In 1855, Robertson and Beato shifted course and lit out to document the Crimean War battlefields at Balaklava, following immediately on the heels of the photographer Roger Fenton. Three years later, Beato ventured even further afield, heading to Calcutta and northern India to take photographs of the devastation following the Lucknow Revolt, and producing a series of graphic images that are sometimes considered to include the earliest depictions of war dead.
After spending an undetermined period of time in England, Beato left for Japan prior to 1863, and although he was not the first photographer there, his images are among the best known of the late Edo period. Once settled in Yokohama, he opened a photographic and art studio with the English journalist and illustrator Charles Wirgman, producing a stunning array of views, portraits, ethnographic images, and genre scenes over almost a decade and a half. He traveled throughout Honshu and other Japanese islands, becoming the official photographer on the military expedition to Shimonoseki in September 1864, and producing a widely reproduced series of views of Nagasaki and its surroundings shortly thereafter.

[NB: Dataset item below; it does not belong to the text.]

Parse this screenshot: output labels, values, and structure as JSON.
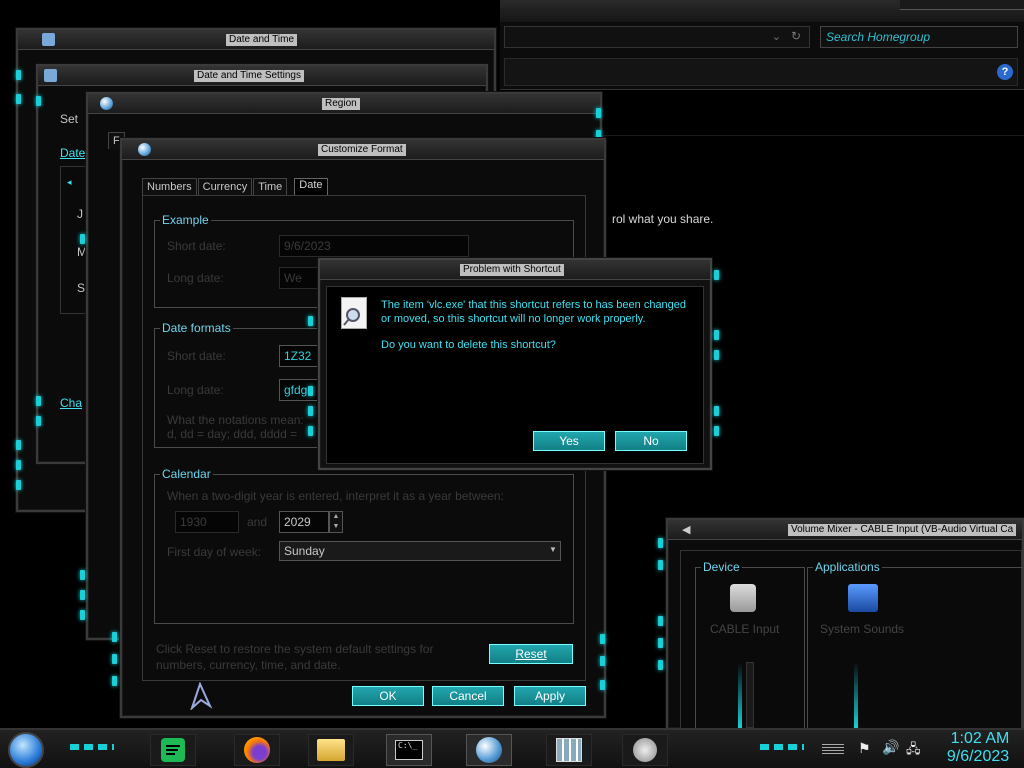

After a fire destroyed all of his negatives in 1866, Beato resumed work with great energy. In 1871, he accompanied a United States naval expedition to Korea, sometimes referred to as the first Korean War, again as official photographer. Just as important as his documentary work, however, Beato is reputed to have helped train the first generation of Japanese photographers, including Kusakabe Kimbei, as well as the noted German photograph Raimund von Stillfried. Beato remained in Yokohama until 1877 at which time he sold his negatives and studio to Stillfried's firm.
Later in life, Beato photographed in Africa and southeast Asia, but he appears to have stopped photographing after 1899. He died in 1908.